Ювеналий даже глаза вытаращил от удивления. Потом весело возразил:
— В ближайшем пункте мы сдадим вон того кудряша, продырявленного. Его у нас за целый табун примут…
— Мясо тоже сдадим, — уперся старик.
— Ты что, рехнулся? — тихо спросил Ювеналий. — Чтобы нас же на смех подняли? Сами съедим! И другим бригадам выделим. Не побираться же по дороге… Через неделю жратвы не останется никакой…
— А я говорю — сдадим государству! — стоит на своем упрямый бригадир и повышает голос.
— Мы тебе вот выделим кожу да копыта — беги да сдавай, — окончательно вскипел Ювеналий.
Не знаю, чем бы кончился их спор, если бы к нам не прискакал начальник колонны Сметанин. Мироныч доложил о ночном нападении.
Сметанин порасспросил и посмотрел сам, как мы расположились на ночлег, как привязали лошадей, какой порядок дежурства установили — подробно обо всем расспросил.
Сдержанно похвалил нас.
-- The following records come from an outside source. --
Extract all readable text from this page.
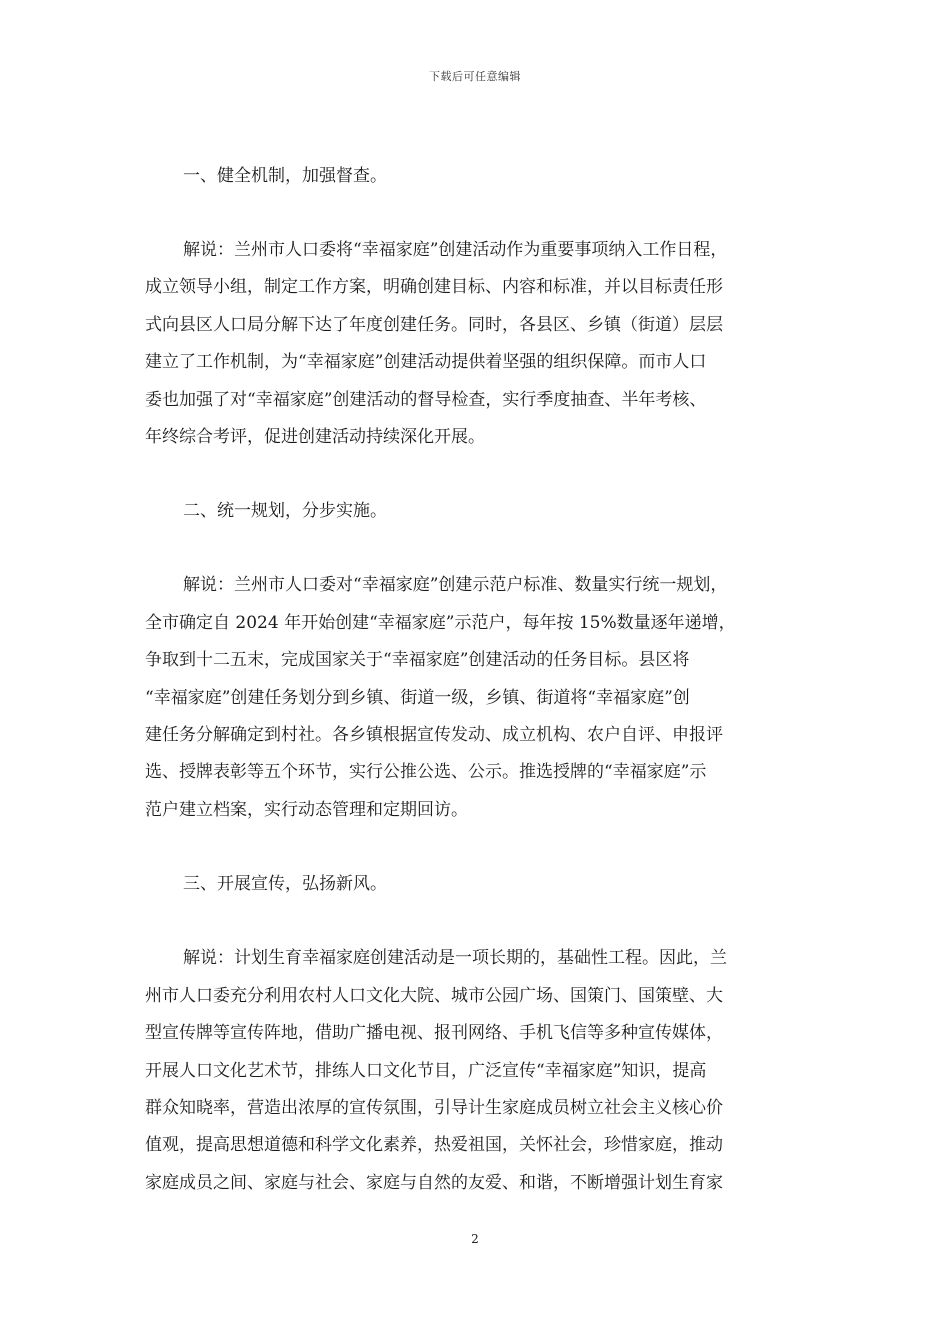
下载后可任意编辑

一、健全机制，加强督查。

解说：兰州市人口委将“幸福家庭”创建活动作为重要事项纳入工作日程，
成立领导小组，制定工作方案，明确创建目标、内容和标准，并以目标责任形
式向县区人口局分解下达了年度创建任务。同时，各县区、乡镇（街道）层层
建立了工作机制，为“幸福家庭”创建活动提供着坚强的组织保障。而市人口
委也加强了对“幸福家庭”创建活动的督导检查，实行季度抽查、半年考核、
年终综合考评，促进创建活动持续深化开展。

二、统一规划，分步实施。

解说：兰州市人口委对“幸福家庭”创建示范户标准、数量实行统一规划，
全市确定自 2024 年开始创建“幸福家庭”示范户，每年按 15%数量逐年递增，
争取到十二五末，完成国家关于“幸福家庭”创建活动的任务目标。县区将
“幸福家庭”创建任务划分到乡镇、街道一级，乡镇、街道将“幸福家庭”创
建任务分解确定到村社。各乡镇根据宣传发动、成立机构、农户自评、申报评
选、授牌表彰等五个环节，实行公推公选、公示。推选授牌的“幸福家庭”示
范户建立档案，实行动态管理和定期回访。

三、开展宣传，弘扬新风。

解说：计划生育幸福家庭创建活动是一项长期的，基础性工程。因此，兰
州市人口委充分利用农村人口文化大院、城市公园广场、国策门、国策壁、大
型宣传牌等宣传阵地，借助广播电视、报刊网络、手机飞信等多种宣传媒体，
开展人口文化艺术节，排练人口文化节目，广泛宣传“幸福家庭”知识，提高
群众知晓率，营造出浓厚的宣传氛围，引导计生家庭成员树立社会主义核心价
值观，提高思想道德和科学文化素养，热爱祖国，关怀社会，珍惜家庭，推动
家庭成员之间、家庭与社会、家庭与自然的友爱、和谐，不断增强计划生育家
2
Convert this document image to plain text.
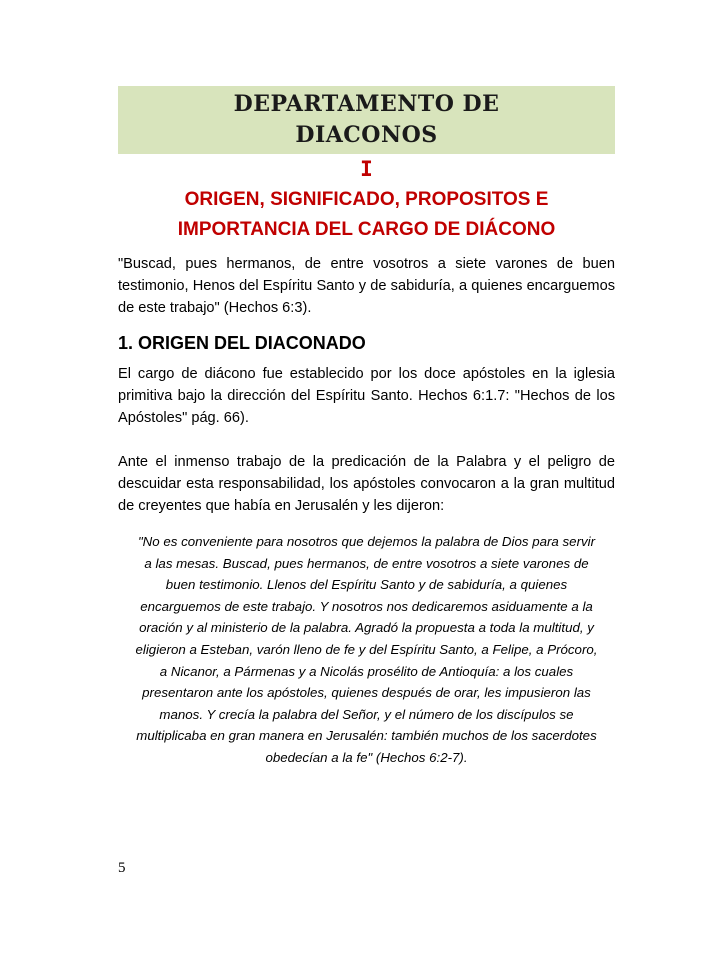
DEPARTAMENTO DE
DIACONOS
I
ORIGEN, SIGNIFICADO, PROPOSITOS E
IMPORTANCIA DEL CARGO DE DIÁCONO

"Buscad, pues hermanos, de entre vosotros a siete varones de buen testimonio, Henos del Espíritu Santo y de sabiduría, a quienes encarguemos de este trabajo" (Hechos 6:3).

1. ORIGEN DEL DIACONADO

El cargo de diácono fue establecido por los doce apóstoles en la iglesia primitiva bajo la dirección del Espíritu Santo. Hechos 6:1.7: "Hechos de los Apóstoles" pág. 66).

Ante el inmenso trabajo de la predicación de la Palabra y el peligro de descuidar esta responsabilidad, los apóstoles convocaron a la gran multitud de creyentes que había en Jerusalén y les dijeron:

"No es conveniente para nosotros que dejemos la palabra de Dios para servir
a las mesas. Buscad, pues hermanos, de entre vosotros a siete varones de
buen testimonio. Llenos del Espíritu Santo y de sabiduría, a quienes
encarguemos de este trabajo. Y nosotros nos dedicaremos asiduamente a la
oración y al ministerio de la palabra. Agradó la propuesta a toda la multitud, y
eligieron a Esteban, varón lleno de fe y del Espíritu Santo, a Felipe, a Prócoro,
a Nicanor, a Pármenas y a Nicolás prosélito de Antioquía: a los cuales
presentaron ante los apóstoles, quienes después de orar, les impusieron las
manos. Y crecía la palabra del Señor, y el número de los discípulos se
multiplicaba en gran manera en Jerusalén: también muchos de los sacerdotes
obedecían a la fe" (Hechos 6:2-7).
5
Сказал, что в соседней бригаде пятнадцать голов увели ночью, без выстрелов. Проспали лошадей… А насчет конины Сметанин, не колеблясь, распорядился: «Составьте акт, мясо распределите и съешьте. Нет у нас времени заготпункты разыскивать».
— Но ведь — еромакань! — так-то всех лошадей можно сожрать! — не сдавался Мироныч. — Захотелось есть и — прирезал. А потом сказал, что бандиты кокнули…
— Умышленно будете резать — отдам под суд! — строго сказал Сметанин. И отвернулся. Кончен разговор.
Ювеналия Сметанин взял с собой. Белокурого бандита, все еще без сознания, положили на бричку и увезли.
Потом, уже в пути, Сметанин еще раз догнал нас и сказал: «Лихачев будет моим помощником».
Мы вообще-то не удивились: не зря Сметанин так выспрашивал нас утром. Понял он, что нашу оборону организовал Ювеналий — и будет теперь Ювеналий военным консультантом во всех бригадах, не иначе. Только нам-то не очень хотелось отпускать его. Без него-то еще страшнее будет темными ночами…
Мирон Мироныч стал спорить с начальником перегона — дескать, главной опоры нас лишаете. Но мне почему-то показалось, что говорит он не от чистого сердца. А так — ради проформы. Может, почувствовал, что ему с Ювеналием тесно будет под одной крышей. То есть — у одного костра.
— Вместо Ювеналия выделю вам еще одного солдата, — успокоил Сметанин.
— И я, в основном, у вас же буду, — сказал Ювеналий, обнадеживая взглядом сникшую было Соню. — И потом мы с Аркадием Васильевичем решили, что колонна теперь вся будет ночевать в одном месте. Круговую оборону наладим…
И все же мне как-то не по себе было… Мне показалось, что Ювеналий с излишним рвением ухватился за должность начальника… А может — просто показалось?
Вскоре явился к нам второй солдат. Это был здоровенный хохол, плечистый, рыжеволосый и веснушчатый — даже сильнее Ленькиного. Я раньше почему-то думал, что украинцы, в основном, смуглый народ. А этот был пламенно-рыжий, вот-вот вспыхнет.
И мы скачем вперед, по Литве. Теперь мы более осторожны, особенно когда кругом лес. А лесов тут немало.
Села встречаются редко, все больше хутора, хутора. Надо же, как живут. Каждый самостоятельно. Свой дом. Усадьба. Вокруг — свои же поля и луга. Дальше начинаются другие владения, другой дом, другая усадьба. Так-то, конечно, все рядом, близко. Но одной-то семье разве не скучно медведями-то жить? У нас на родине такие громадные села, до девяти километров длиной… Тут люди — и там люди, а обычай жить — разный…
Осталась позади река Вилия. А мы все гоним лошадей — то на бричке, то верхами… На ночь теперь вся колонна собирается вместе, в большой общий лагерь, и солдаты стоят на постах. После той ночи нападений пока не было. Под пули-то никому не хочется лезть. Даже бандитам.
Дни стояли жаркие, — видно, лето выжимает оставшееся свое тепло перед близкими холодами. Очень тяжело в жару и нам и, особенно, лошадям. Хомуты и шлеи жестко натирают потную кожу, оводы одолевают. И вода не часто попадается.